The Curran affair has ended with the Dunedin South MP confessing she could not stand the “intolerable pressure” she had been placed under. Voters may not care much about either her departure from the Ardern ministry, nor the causes which lay behind it.
But her resignation has altered the dynamics within the current government. Some of the gloss has washed off the coalition and – more particularly – has washed off PM Jacinda Ardern (although she can claim the choice of Clare Curran as a minister was made by the Labour caucus, not by herself).
There may be a degree of sympathy for Curran who – some say – had good instincts for the issues within her portfolios. But then there’s the old saying, if you can’t stand the heat….
The modern politician has to be able to withstand not just the heat within the parliamentary chamber but also that of the social media. One of the disturbing aspects of the Curran affair is that she did not appear to understand all the protocols a minister is supposed to work to; nor did she fully grasp the standards she should have been setting within the portfolio of open government which she held.

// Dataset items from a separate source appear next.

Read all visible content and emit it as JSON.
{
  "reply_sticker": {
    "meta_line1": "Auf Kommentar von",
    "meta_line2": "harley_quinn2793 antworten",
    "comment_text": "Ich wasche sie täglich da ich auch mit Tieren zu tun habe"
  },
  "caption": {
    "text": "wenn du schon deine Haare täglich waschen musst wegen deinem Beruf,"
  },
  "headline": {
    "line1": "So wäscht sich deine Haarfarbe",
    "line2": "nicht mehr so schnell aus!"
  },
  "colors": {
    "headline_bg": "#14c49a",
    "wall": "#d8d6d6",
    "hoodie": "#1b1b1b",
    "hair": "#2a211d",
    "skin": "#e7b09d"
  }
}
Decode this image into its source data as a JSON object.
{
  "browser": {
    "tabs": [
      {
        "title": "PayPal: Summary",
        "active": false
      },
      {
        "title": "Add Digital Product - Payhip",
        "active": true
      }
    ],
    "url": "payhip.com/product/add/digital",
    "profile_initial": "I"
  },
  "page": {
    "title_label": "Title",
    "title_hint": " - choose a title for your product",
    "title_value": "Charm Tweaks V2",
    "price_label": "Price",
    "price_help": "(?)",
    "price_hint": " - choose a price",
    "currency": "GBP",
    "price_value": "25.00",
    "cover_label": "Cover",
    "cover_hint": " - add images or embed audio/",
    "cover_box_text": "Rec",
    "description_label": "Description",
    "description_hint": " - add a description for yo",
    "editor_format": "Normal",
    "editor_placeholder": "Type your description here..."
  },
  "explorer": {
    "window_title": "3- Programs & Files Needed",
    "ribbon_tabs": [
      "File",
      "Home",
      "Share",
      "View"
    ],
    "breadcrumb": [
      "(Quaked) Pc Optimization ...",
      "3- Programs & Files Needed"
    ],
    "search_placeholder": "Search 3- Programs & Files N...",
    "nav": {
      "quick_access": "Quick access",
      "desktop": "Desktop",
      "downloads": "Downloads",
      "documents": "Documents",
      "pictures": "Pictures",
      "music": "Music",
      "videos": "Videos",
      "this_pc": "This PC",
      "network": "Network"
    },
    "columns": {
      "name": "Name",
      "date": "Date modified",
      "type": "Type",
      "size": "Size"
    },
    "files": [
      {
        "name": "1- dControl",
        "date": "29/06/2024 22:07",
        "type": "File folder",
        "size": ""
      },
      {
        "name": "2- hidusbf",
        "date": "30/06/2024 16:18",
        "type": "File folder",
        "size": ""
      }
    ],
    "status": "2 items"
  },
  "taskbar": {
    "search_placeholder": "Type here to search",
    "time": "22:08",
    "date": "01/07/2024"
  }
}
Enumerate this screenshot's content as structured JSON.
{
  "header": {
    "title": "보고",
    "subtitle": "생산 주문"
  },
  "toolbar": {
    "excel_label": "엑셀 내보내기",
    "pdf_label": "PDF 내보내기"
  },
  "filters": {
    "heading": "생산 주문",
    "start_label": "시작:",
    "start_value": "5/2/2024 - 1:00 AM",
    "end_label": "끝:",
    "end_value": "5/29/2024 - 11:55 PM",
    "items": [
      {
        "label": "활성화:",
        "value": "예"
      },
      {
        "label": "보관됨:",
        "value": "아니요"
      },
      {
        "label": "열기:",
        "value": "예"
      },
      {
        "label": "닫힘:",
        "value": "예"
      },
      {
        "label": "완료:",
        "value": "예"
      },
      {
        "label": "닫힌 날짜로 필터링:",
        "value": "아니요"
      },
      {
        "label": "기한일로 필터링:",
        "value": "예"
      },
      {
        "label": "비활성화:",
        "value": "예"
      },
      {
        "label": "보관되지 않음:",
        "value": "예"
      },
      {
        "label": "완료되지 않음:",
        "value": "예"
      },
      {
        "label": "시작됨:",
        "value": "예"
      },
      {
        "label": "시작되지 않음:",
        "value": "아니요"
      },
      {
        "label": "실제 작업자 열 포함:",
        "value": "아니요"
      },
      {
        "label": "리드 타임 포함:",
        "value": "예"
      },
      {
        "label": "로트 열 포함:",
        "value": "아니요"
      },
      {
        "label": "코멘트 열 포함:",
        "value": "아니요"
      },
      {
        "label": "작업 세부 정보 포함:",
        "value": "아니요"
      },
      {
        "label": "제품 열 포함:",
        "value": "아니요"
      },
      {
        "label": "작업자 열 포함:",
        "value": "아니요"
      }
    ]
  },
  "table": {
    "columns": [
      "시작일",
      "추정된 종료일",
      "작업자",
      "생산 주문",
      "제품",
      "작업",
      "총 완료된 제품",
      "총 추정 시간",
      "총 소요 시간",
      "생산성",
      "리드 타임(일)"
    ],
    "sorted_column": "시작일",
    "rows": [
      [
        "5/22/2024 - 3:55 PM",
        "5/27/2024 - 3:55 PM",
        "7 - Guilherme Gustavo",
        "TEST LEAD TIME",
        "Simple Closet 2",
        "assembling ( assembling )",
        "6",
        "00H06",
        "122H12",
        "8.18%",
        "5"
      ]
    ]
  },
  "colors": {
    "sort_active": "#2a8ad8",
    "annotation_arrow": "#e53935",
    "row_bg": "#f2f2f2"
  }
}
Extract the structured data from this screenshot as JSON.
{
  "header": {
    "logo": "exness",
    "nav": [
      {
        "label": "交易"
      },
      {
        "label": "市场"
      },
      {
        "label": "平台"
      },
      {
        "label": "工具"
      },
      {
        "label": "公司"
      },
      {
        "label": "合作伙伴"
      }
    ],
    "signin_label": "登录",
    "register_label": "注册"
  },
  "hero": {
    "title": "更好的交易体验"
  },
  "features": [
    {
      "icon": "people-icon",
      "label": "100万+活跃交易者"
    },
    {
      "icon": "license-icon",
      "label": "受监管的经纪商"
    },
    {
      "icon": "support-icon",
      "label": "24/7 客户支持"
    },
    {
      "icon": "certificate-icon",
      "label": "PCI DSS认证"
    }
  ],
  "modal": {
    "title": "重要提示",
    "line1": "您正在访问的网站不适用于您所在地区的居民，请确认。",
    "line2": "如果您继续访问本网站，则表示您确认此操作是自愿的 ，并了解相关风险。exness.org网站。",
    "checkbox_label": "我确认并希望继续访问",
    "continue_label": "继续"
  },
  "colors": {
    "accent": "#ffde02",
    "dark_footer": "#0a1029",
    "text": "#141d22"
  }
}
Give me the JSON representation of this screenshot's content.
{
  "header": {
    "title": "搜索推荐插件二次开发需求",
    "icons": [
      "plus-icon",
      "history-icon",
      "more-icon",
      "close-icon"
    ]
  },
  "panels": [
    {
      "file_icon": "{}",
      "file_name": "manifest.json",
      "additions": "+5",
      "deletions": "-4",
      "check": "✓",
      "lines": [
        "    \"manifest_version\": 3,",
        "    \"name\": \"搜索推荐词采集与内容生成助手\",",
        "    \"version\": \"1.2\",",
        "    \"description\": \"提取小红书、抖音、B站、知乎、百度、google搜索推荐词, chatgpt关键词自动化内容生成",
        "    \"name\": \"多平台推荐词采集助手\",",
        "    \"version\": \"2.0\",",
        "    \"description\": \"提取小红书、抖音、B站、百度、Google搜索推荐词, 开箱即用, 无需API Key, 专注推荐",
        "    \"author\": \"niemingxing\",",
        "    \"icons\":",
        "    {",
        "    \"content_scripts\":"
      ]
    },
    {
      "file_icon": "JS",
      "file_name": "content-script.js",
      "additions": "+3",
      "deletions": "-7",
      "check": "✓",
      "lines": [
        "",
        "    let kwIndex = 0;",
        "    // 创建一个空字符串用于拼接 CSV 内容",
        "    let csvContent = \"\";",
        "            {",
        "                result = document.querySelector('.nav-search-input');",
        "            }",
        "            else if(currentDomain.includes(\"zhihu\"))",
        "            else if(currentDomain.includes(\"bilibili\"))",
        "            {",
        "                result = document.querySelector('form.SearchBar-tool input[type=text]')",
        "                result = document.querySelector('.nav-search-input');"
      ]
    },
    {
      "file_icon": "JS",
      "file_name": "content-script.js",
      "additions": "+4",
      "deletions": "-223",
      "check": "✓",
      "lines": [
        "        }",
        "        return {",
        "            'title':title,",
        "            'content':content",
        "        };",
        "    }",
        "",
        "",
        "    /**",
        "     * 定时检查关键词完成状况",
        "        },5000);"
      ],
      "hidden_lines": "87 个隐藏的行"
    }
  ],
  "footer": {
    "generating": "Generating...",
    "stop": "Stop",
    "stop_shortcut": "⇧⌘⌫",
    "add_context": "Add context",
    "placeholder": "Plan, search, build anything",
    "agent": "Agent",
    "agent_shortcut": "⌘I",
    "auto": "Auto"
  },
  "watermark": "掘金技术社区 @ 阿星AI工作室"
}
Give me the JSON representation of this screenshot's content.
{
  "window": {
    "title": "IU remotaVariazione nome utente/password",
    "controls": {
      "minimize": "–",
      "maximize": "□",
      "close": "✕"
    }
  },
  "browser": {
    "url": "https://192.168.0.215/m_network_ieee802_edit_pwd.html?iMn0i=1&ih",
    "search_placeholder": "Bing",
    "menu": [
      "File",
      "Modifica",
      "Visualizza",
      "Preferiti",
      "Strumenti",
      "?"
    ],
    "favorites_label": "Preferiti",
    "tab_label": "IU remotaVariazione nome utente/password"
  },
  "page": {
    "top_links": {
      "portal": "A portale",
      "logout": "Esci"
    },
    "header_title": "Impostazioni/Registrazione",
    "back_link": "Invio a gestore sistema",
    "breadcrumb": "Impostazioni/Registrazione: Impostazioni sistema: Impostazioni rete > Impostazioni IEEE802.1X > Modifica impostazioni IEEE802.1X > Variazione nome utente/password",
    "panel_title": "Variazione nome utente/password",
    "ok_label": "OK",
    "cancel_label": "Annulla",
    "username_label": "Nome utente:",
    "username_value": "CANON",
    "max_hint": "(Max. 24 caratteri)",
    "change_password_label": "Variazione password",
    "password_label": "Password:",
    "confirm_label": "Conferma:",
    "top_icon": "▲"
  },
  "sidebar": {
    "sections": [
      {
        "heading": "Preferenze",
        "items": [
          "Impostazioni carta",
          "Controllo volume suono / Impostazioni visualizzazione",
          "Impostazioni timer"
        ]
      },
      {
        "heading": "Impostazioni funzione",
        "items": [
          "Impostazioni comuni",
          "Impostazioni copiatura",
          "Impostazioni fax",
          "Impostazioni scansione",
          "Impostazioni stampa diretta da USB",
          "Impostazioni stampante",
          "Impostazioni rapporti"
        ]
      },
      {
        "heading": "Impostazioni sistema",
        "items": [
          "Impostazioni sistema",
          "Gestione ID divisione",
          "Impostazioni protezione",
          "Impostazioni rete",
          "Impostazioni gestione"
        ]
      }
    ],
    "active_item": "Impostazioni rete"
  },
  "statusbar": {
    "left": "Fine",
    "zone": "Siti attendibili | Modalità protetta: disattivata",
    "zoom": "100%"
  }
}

It’s that aspect which may come back to bite the government. The Opposition is demanding a thorough scrutiny of the private G-mail account which she used for government business.
Beyond that the government inherits the headache which Curran created with her plan to establish a new post of chief technology officer. This was an initiative which Curran had promoted in Opposition and which became a feature of Labour Party policy in the 2017 election campaign.
It won favour with many in the technology sector, who saw it as an opportunity to deliver the same kind of authoritative advice to the government as Sir Peter Gluckman provided in his role as chief science adviser to the Key-English government.
When the post was advertised it drew 60 applicants, some of them very highly qualified in their field. But somehow none appeared to meet requirements and a second round was called. This drew an even stronger response with more than 100 applications.
According to media reports, that second round featured applications from some of the country’s most respected figures in the sector, who saw an opportunity not only to serve their country but also to accelerate the use of technology, both in business and in the government sector.
None of those figures, however, seemed to meet what Curran wanted, and it’s her private communications with marketing entrepreneur Derek Handley which led to her demise.
Speculation persists that she intended to recommend his appointment to Cabinet. There is even the suggestion he has got the role, but because this is now in the hands of Chris Hipkins, it is being reviewed.
Writing about the issue, Mike O’Donnell in the Dominion Post said the suggestion Handley had got the job “ froze the waters of the private sector and acted as the catalyst for a yeasty social media outburst”.
Given the fast pace of technology development, the long-drawn-out process of appointing the CTO in itself is an indictment, but if the government persists with the appointment Curran is said to have lined up, it could blow up in the government’s face with even greater force than Curran’s own resignation.